It’s the wrong first impression to send and a terrible idea.
That’s the message Chicago Teachers Union Vice President Jesse Sharkey conveyed Wednesday morning ahead of a Chicago Public Schools board meeting that’s set to include a vote on relaxing its own ethics rules so the school system can hire a former board member.
“The ethics rule is there for a reason. Boards should not be hiring themselves to lucrative six figure jobs,” he said.
Sharkey, speaking at a brief news conference outside of CPS headquarters at 42 W. Madison, said the move is indicative of a school system that’s been plagued by ethics issues in recent years.
“The problem is there’s a cloud of ethics violations that go back for several administrations in a row now.”
To highlight the issue, he pointed to Forrest Claypool and Barbara Byrd-Bennett — the two immediate predecessors of new CPS CEO Janice Jackson.

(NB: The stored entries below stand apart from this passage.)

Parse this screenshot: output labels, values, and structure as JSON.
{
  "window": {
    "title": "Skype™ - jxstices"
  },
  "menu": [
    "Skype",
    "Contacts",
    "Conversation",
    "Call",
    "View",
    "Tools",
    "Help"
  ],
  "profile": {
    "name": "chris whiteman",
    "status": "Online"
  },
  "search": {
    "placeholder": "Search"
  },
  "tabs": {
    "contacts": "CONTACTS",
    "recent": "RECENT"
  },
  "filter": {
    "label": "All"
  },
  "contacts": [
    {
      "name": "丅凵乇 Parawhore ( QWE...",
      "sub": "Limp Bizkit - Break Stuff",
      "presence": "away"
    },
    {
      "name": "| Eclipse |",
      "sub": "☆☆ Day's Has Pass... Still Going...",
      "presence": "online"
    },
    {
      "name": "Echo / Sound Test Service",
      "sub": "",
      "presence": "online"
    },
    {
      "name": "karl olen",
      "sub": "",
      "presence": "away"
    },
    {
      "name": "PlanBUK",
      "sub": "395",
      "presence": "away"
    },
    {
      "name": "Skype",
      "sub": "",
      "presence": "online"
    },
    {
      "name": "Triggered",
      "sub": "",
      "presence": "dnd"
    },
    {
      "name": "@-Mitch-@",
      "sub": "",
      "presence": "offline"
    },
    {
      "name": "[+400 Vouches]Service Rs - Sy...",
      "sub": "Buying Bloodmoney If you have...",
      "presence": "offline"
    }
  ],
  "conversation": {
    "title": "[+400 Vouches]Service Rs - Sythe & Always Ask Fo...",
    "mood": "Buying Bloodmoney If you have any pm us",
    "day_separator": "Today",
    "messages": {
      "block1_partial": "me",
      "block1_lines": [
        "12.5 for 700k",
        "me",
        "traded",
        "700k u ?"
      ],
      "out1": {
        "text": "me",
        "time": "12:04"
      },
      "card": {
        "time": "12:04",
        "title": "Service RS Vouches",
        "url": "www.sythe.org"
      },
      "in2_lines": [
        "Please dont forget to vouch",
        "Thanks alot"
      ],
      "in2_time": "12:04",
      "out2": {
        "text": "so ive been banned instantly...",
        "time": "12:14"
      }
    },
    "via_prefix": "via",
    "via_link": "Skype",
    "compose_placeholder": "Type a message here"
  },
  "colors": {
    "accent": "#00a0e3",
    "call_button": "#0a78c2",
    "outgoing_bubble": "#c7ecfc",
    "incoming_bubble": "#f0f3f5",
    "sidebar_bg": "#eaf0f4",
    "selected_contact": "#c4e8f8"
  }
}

Claypool resigned last month amid accusations he lied to thwart an ethics investigation by the district’s inspector general.
Claypool’s predecessor, Byrd-Bennett, was sent to prison after admitting her guilt in rigging a no-bid school contract in exchange for more than $2 million in kickbacks.
Jackson is seeking to change ethics rules so she can hire Arnaldo “Arnie” Rivera as her chief operating officer.
Rivera stepped down from the school board earlier this month, just before Jackson announced she’d tapped him to run the day-to-day operations of the country’s third-largest school system.
Not only would the board need to change its ethics rules to accommodate the hire, but so too would the state.
Under the current law, Rivera would have to wait one year after leaving his position on the board before he could take the job.
The CPS’ ethics code mirrors the state’s in this regard.
“The new administration has to draw a clear line between the policies of the past and going forward. And starting that off by ignoring your own ethics rules is not the way to go,” Sharkey said.
“I think they can’t help themselves, and I think it has a lot to do with the fact that ultimately it’s the mayor calling the shots,” said Sharkey who echoed previous calls for an elected school.